First of all, when you perform Bogoliubov transformation, you just choose a correct vacuum of theory. This transformation does not change statistics: one start from fermionic operators and introduce new fermionic operators. In case of SC, attractive interaction between fermions modifies vacuum of theory and we should find a correct ladder operator. For me, eq. (60) from 1 simply desribes thermal averages of fermionic operators and for me introducing of new fictive particle, ''bogolon'' is unnecessary.

To understand how bosons appear, it is convenient to the following thing. One start from the 4-fermion attractive interaction and take into account that the vacuum of theory modifies. With this fact, one should introduce anomalous averages, $$\langle c^{\dagger}c^{\dagger}\rangle,\quad \langle c c\rangle,$$ where I omit spin indices. This averages obey bosonic statistics.

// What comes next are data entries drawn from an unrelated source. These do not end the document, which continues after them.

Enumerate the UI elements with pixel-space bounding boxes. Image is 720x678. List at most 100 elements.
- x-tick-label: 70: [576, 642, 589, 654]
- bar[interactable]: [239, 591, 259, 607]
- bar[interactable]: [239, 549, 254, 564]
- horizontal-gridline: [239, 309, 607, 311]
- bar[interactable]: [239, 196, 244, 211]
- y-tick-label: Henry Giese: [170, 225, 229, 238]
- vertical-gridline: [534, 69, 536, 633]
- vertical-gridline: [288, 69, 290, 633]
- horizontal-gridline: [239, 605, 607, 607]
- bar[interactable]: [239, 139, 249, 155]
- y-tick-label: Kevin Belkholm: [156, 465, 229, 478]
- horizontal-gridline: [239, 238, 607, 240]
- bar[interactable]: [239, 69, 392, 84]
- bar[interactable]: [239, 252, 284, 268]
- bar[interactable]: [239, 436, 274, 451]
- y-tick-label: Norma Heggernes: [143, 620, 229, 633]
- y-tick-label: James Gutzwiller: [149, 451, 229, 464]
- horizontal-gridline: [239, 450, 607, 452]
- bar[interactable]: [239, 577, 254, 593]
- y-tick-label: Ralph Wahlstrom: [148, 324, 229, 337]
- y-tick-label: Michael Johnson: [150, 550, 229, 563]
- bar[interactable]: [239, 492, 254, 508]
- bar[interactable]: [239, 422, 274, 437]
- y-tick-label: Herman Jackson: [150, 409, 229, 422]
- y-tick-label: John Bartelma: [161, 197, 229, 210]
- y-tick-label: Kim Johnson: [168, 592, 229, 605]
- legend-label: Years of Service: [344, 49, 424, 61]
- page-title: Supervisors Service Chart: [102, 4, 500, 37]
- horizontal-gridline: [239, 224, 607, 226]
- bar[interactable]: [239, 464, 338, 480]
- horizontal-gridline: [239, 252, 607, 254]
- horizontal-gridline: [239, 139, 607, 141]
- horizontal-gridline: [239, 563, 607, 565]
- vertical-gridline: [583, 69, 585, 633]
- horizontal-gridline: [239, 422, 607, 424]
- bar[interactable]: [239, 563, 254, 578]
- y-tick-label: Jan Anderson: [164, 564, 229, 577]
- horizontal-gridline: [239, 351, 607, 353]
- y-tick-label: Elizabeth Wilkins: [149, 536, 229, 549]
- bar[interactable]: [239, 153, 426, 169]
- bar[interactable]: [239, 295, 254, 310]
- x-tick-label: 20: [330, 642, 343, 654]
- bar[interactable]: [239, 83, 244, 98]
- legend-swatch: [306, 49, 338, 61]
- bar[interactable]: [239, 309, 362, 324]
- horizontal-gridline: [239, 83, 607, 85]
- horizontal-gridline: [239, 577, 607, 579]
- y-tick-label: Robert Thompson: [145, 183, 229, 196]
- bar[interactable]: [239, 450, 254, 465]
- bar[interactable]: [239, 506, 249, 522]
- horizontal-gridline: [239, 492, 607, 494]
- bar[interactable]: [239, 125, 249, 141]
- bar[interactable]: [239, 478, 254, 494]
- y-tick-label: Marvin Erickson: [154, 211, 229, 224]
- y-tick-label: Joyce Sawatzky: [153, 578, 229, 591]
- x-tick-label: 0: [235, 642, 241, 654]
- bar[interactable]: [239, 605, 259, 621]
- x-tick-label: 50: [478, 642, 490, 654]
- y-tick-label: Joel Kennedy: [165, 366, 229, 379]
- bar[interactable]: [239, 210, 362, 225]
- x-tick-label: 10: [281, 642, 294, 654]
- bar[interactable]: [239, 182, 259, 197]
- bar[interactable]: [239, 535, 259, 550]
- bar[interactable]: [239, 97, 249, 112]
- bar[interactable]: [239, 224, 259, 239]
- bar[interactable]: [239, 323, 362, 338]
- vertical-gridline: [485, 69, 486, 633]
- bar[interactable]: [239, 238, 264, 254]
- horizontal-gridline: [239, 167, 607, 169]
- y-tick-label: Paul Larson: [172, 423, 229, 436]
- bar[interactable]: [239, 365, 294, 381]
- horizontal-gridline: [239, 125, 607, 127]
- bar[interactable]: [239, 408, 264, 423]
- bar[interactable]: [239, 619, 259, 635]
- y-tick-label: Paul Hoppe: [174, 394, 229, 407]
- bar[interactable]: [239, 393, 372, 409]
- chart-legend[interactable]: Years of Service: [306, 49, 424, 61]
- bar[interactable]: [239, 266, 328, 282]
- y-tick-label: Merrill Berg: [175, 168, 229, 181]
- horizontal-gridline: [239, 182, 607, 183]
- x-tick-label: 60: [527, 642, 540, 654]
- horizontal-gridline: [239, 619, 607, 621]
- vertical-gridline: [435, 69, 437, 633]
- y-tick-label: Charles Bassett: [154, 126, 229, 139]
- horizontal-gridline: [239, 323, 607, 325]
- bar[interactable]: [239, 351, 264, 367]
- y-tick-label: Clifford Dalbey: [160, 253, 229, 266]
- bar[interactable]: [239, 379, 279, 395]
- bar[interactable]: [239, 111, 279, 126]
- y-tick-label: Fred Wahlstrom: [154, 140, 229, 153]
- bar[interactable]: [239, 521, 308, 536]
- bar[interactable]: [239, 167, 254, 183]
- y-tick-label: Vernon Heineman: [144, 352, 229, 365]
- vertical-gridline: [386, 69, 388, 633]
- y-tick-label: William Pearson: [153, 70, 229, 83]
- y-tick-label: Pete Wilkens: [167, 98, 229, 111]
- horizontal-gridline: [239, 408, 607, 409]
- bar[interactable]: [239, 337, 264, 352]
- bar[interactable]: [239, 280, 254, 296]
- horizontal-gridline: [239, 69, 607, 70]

The key point of BCS is attractive interaction, so Cooper pairs "implcitly" exists in BCS, but to see we should use mean-field theory. For me, it seems that the author is not so accurate in description of eq. (31). The interaction term describes (as I understand and I am sure that it is correct) 4-fermion scattering process by interaction $V_{kk'}$. From this hamiltonian, we can see the Cooper instability (as it was shown earlier). I do not know about your background, but I try to sketch the idea for 2-particle process. To see the instability, one should sum all the 2-particle (2PI) proceses and find the vertex function $\Gamma$. As you can know, an appearance of a quasiparticle in a theory can be prooved by checking existence of pole of 1PI (1-particle) Green function. For the vertex function, the idea is the same: if $\Gamma$ has a pole, it means that there is a two particle bound state in theory.

In 1, eq. (32) means exactly this fact. We take interaction only in the sense that it modifies ground state of theory (mean-field approximation) and writing down expression for $\Gamma$ (it is just 4-operator average). In this expression the anomalous averages appear and they correspond to Cooper pairs. Hope that it is clear. As reference, you can check the Ch. 7 of Altland & Simons book.

Also, if you are familar with Green function, you can check this question and this

Answer 2

The BCS theory is about paired fermions. So no bosons anywhere, and Pauli exclusion principle is always respected by the theory.

However, at very low densities, i.e. when all occupations are much smaller than one, and thus Fermi exclusion principle can be safely ignored, it can be shown that the operator which creates a cooper can be approximated as a bosonic operator. Moreover it can be shown that BCS --> BEC in the low (vanishing) density limit. But this is just an approximation which breaks down by increasing the cooper pairs density.